1

I've honed my transformations in DataPrep, and am now trying to run the DataFlow job directly using gcloud CLI.

I've exported my template and template metadata file, and am trying to run them using gcloud dataflow jobs run and passing in the input & output locations as parameters.

I'm getting the error:

Template metadata regex '[ \t\n\x0B\f\r]*\{[ \t\n\x0B\f\r]*((.|\r|\n)*".*"[ \t\n\x0B\f\r]*:[ \t\n\x0B\f\r]*".*"(.|\r|\n)*){17}[ \t\n\x0B\f\r]*\}[ \t\n\x0B\f\r]*' was too large. Max size is 1000 but was 1187.

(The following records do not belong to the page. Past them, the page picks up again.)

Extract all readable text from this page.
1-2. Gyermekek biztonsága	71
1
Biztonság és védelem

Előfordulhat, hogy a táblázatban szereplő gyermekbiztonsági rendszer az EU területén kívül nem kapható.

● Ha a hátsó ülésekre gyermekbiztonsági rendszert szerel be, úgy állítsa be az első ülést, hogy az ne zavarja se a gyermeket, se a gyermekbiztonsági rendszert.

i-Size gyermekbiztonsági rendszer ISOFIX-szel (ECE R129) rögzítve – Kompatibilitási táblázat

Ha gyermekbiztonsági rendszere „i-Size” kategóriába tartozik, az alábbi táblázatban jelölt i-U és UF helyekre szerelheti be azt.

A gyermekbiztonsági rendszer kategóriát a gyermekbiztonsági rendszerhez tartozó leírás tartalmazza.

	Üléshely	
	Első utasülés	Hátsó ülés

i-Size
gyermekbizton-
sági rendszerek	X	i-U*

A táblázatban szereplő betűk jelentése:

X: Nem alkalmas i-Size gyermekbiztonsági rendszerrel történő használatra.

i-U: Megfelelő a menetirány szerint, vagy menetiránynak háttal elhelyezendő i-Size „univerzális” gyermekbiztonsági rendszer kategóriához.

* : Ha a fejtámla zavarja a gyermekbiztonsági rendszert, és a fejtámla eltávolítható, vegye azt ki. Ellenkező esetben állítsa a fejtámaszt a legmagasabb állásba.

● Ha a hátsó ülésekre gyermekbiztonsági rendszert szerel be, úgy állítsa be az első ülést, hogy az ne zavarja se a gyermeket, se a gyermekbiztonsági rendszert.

I've not specified this at the command line, so I know it's getting it from the metadata file - which is straight from DataPrep, unedited by me.

I have 17 input locations - one containing source data, all the others are lookups. There is a regex for each one, plus one extra.

If it's running when prompted by DataPrep, but won't run via CLI, am I missing something?

Adam Hopkinson
  • 28,281
  • 7
  • 65
  • 99

1 Answers1

0

In this case I'd suspect the root cause is a limitation in gcloud that is not present in the Dataflow API or Dataprep. The best thing to do in this case is to open a new Cloud Dataflow issue in the public tracker and provide details there.

James
  • 2,321
  • 14
  • 30